Un étudiant de 22 ans avait, il y a quelques années, mis en place un réseau de nœuds Tor compromis un peu partout dans le monde (sur des serveurs distants) pour récupérer des informations sur les utilisateurs. Penser que les agences gouvernementales du monde entier n’en ont pas tiré parti serait naïf…

La question fondamentale est qu’il n’existe pas de véritable mécanisme de contrôle de la qualité permettant de contrôler les opérateurs de nœuds Tor. Non seulement il n’y a pas de mécanisme d’authentification pour la configuration des nœuds, mais les opérateurs eux-mêmes peuvent également rester anonymes.
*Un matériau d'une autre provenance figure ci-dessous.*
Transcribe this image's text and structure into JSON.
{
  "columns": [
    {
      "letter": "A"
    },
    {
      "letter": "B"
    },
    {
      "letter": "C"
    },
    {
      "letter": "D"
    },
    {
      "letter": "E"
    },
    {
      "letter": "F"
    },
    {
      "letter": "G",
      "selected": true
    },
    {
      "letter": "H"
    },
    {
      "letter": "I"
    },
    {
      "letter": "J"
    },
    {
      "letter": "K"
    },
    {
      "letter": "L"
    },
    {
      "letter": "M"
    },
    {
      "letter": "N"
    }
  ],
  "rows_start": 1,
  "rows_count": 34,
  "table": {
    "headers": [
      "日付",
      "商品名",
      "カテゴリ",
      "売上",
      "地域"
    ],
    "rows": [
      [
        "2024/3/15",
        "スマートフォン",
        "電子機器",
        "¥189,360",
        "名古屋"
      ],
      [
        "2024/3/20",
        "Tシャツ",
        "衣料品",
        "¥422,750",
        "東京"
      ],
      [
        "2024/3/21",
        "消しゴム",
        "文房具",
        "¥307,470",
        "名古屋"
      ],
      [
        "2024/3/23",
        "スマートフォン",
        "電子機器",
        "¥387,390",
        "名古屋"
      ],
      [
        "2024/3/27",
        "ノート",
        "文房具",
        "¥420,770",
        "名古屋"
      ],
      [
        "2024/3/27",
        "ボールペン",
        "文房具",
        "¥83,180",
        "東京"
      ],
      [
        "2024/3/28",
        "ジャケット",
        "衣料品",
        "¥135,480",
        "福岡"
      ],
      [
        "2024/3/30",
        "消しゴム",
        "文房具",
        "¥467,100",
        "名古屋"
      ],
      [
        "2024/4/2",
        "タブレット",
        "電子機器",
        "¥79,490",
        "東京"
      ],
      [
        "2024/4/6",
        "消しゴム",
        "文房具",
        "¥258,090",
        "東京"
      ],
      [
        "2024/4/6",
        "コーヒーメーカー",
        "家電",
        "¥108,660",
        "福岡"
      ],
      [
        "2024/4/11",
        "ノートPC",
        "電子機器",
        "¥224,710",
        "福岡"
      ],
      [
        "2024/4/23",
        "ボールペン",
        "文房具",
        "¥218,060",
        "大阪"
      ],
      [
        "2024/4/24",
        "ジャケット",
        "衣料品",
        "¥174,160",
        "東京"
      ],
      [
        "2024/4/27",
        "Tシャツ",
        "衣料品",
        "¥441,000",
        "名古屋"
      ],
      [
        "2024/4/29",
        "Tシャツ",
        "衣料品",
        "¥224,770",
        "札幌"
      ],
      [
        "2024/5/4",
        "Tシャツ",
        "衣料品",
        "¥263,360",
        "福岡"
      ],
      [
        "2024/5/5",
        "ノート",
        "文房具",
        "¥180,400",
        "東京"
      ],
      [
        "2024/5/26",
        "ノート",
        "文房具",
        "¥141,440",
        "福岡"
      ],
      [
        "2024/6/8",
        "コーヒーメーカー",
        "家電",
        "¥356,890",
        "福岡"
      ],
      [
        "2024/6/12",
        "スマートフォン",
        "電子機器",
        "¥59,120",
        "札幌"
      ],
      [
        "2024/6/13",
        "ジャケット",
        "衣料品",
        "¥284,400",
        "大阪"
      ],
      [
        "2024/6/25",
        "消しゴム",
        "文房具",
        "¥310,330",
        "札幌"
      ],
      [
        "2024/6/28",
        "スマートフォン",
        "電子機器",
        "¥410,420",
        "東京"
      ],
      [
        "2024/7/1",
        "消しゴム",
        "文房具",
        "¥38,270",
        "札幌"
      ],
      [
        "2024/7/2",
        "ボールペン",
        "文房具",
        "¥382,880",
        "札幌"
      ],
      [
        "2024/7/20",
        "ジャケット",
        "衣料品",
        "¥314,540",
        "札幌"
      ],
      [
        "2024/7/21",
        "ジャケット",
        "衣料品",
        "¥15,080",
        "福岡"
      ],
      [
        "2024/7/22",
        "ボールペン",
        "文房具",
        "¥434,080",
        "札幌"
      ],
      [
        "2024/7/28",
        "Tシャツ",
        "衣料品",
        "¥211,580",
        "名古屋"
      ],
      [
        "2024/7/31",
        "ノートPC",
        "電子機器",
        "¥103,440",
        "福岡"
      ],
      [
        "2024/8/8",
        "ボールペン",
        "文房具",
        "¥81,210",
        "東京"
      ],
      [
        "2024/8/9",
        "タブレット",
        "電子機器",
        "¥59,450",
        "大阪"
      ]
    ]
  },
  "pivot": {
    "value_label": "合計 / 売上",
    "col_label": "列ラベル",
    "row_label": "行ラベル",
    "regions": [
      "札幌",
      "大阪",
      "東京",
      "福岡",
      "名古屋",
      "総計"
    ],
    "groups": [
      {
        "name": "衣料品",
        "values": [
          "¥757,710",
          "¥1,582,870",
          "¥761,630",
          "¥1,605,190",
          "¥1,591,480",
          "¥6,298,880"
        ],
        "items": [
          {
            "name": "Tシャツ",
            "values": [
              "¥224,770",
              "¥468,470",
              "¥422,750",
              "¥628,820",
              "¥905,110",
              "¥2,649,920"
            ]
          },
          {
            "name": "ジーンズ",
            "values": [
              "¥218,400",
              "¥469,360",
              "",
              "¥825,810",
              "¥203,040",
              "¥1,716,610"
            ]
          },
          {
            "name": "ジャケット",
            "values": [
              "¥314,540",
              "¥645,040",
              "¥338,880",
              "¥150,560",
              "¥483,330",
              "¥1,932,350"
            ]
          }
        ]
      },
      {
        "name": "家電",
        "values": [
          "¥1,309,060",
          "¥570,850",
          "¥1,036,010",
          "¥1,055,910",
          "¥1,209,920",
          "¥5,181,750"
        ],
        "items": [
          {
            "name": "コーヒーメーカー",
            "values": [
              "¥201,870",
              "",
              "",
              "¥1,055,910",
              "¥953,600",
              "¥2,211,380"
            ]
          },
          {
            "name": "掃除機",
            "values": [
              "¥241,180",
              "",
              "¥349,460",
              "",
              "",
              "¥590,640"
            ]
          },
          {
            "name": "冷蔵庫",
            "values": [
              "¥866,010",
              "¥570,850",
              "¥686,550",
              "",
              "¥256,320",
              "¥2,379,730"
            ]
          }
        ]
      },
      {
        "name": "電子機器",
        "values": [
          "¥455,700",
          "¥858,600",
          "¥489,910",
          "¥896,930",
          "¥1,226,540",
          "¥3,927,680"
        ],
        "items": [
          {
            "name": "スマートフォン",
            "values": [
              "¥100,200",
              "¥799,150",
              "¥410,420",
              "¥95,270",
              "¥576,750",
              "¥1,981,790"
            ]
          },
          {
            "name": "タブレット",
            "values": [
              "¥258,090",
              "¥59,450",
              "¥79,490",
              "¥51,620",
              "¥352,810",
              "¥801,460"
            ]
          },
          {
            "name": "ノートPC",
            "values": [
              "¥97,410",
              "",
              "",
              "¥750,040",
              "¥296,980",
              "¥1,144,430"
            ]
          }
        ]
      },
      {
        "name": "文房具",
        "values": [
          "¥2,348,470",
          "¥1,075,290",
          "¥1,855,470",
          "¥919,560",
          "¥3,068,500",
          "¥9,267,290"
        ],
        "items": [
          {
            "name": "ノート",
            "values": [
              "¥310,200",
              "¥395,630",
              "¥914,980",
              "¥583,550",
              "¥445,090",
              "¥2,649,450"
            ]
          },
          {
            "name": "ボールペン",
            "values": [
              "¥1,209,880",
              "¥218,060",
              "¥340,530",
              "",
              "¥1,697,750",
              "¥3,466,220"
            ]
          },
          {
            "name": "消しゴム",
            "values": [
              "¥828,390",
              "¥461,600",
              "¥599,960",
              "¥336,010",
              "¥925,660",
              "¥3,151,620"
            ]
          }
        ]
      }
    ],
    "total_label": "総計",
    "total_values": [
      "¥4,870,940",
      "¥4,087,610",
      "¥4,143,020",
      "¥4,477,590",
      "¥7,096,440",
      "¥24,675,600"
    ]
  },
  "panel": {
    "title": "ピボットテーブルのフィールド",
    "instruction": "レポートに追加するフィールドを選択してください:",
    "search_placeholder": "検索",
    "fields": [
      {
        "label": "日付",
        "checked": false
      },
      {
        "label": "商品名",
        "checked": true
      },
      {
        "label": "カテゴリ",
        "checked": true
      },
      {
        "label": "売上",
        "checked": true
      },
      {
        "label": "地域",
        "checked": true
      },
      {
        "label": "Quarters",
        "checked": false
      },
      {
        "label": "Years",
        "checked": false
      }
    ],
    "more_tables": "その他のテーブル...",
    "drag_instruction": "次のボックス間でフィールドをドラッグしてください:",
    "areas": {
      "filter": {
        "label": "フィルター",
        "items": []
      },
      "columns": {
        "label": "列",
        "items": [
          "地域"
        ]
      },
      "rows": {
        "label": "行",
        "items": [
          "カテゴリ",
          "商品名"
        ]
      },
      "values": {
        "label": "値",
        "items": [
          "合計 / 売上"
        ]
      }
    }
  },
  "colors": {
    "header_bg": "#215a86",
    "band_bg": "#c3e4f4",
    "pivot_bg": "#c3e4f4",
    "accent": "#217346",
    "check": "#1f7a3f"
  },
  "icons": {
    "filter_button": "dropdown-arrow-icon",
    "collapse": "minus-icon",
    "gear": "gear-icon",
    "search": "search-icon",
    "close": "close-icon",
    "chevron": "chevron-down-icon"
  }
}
8. Les nœuds Tor compromis existent bel et bien

Comme si les nœuds Tor contrôlés par le gouvernement ne suffisent pas, vous devez également prendre en compte les nœuds Tor malveillants.

En 2016, un groupe de chercheurs a présenté un document intitulé «HOnions: vers la détection et l’identification des HSDir de Tor ayant un comportement déplacé», décrivant comment ils ont identifié 110 relais Tor malveillants.

Au cours de la dernière décennie, des infrastructures de protection de la vie privée telles que Tor se sont avérées très efficaces et largement utilisées. Cependant, Tor reste un système pratique avec une variété de limitations et ouvert à l’abus. La sécurité et l’anonymat de Tor reposent sur l’hypothèse que la grande majorité de ses relais sont sains et ne se comportent pas mal. Plus particulièrement, la confidentialité des services cachés dépend du bon fonctionnement des répertoires de services cachés (HSDirs). Dans ce travail, nous introduisons le concept d’Honney Onions (HOnions), un cadre permettant de détecter et d’identifier les HSDirs compromis et qui espionnent. Après le déploiement de notre système et sur la base de nos résultats expérimentaux sur une période de 72 jours, nous détectons et identifions au moins 110 relais de ce type. De plus, nous révélons que plus de la moitié d’entre eux étaient hébergés sur une infrastructure cloud et ont retardé l’utilisation des informations apprises pour éviter une traçabilité facile.

Comment (bien) utiliser Tor ?

Il reste possible d’utiliser Tor de manière plus sécurisée si vous voulez absolument accéder à un site ou service sur un site en .onion.

Pour cela, je vous conseille d’utiliser un VPN en plus du navigateur Tor. Toute votre connexion internet passe par le VPN rendant votre connexion anonyme et le réseau Tor vous permet d’ajouter une couche de protection et d’accéder aux sites onion du réseau.

Il est possible de configurer une connexion VPN à plusieurs niveaux avec Tor, la configuration que je vous conseille est la suivante :

Vous => VPN => Tor => Internet

Faites bien attention de choisir un VPN qui n’est pas installé dans un pays faisant partie d’une Alliance de surveillance, qui pourrait transmettre des informations de connexion à des agences gouvernementales sur demande.